Justice Department and CIA memos recently obtained by the American Civil Liberties Union confirm once again that high-ranking members of the Bush administration sanctioned torture.

The most important memo, dated August 1, 2002 and signed by then-Assistant Attorney General Jay S. Bybee, relies upon an absurd definition of torture tailored to provide a pseudo-legal cover for methods that the Central Intelligence Agency, the recipient of the memo, was already executing.

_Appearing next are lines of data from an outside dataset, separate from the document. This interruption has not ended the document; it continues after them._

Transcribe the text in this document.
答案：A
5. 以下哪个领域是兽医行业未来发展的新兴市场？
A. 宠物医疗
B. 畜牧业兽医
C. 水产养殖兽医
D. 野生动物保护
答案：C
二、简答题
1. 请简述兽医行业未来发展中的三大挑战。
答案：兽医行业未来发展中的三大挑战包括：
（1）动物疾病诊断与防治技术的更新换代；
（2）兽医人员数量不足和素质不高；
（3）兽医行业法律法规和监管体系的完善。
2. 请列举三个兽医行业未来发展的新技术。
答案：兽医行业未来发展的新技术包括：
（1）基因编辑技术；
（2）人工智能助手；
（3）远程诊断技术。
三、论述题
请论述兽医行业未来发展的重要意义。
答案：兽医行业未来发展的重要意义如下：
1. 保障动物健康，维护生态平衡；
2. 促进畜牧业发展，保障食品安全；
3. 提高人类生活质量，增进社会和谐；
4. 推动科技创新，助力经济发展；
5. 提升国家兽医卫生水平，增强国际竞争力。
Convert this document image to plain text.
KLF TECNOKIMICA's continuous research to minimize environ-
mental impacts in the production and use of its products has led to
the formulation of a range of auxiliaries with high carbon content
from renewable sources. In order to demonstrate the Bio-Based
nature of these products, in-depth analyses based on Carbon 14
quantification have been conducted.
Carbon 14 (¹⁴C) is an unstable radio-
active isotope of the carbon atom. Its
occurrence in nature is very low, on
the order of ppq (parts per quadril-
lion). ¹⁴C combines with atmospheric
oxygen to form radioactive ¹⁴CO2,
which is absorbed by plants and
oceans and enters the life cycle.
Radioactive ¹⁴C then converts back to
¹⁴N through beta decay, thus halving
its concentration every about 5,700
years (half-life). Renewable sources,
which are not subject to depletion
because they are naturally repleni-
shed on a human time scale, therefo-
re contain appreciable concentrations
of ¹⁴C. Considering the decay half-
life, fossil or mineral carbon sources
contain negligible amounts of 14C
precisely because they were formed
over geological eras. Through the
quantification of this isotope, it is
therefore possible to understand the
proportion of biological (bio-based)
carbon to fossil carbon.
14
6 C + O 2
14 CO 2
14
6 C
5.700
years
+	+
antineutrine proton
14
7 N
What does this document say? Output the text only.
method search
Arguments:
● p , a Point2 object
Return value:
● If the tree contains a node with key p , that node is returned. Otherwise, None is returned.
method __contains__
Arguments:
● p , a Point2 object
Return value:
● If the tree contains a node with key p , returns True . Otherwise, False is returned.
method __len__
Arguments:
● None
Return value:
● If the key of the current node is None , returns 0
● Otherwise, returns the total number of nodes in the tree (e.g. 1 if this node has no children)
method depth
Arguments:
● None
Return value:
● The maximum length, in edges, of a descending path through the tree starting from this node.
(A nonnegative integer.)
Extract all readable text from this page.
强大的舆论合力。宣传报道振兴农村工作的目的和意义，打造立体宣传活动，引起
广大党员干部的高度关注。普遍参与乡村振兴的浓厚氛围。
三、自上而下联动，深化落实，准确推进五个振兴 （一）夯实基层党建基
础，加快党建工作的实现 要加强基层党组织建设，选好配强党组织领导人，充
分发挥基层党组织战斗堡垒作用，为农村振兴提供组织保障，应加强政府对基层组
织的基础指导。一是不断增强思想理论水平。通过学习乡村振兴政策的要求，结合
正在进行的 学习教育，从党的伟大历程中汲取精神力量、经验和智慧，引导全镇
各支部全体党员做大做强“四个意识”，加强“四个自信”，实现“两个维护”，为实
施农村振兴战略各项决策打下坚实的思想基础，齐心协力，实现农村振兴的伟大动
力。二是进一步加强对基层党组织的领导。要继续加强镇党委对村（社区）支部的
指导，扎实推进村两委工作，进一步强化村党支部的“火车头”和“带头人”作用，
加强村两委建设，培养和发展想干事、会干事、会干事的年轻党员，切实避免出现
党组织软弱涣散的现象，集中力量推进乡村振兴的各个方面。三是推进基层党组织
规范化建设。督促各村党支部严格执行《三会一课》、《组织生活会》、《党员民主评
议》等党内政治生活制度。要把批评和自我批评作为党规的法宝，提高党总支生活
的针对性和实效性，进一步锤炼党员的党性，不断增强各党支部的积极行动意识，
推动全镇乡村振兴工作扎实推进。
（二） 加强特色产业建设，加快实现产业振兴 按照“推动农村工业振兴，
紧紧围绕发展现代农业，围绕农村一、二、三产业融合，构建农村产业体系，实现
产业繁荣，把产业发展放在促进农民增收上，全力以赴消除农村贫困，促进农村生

According to the memo, obtained by the ACLU through the Freedom of Information Act, so long as CIA operatives acted “in good faith” and under the “honest belief” that their interrogation techniques would not cause “prolonged mental harm,” then the methods could not be construed as torture and agents would be protected from legal sanction. The memo asserts that torture could only be defined as such acts that take place for no other purpose than the infliction of severe mental or physical trauma. In other words, if the purported aim of the interrogation techniques was to elicit information—for example regarding terrorist activities—then the methods used could not be defined as torture, no matter how brutal.

The memo was evidently a response by the Justice Department to a CIA request for legal advice, and aimed to lessen the agency’s fears that its personnel might face prosecution for torture. “You [the CIA] have asked this Office’s views on whether certain proposed conduct would violate the prohibition against torture found at Section 2340A of the United States Code,” the document begins.

It is very likely that the original document openly discussed particular methods of torture (the “certain proposed conduct” to which the memo refers) but the vast bulk of the 17-page memo (http://www.aclu.org/pdfs/safefree/cia_3686_001.pdf) has been blacked out by Justice Department censors.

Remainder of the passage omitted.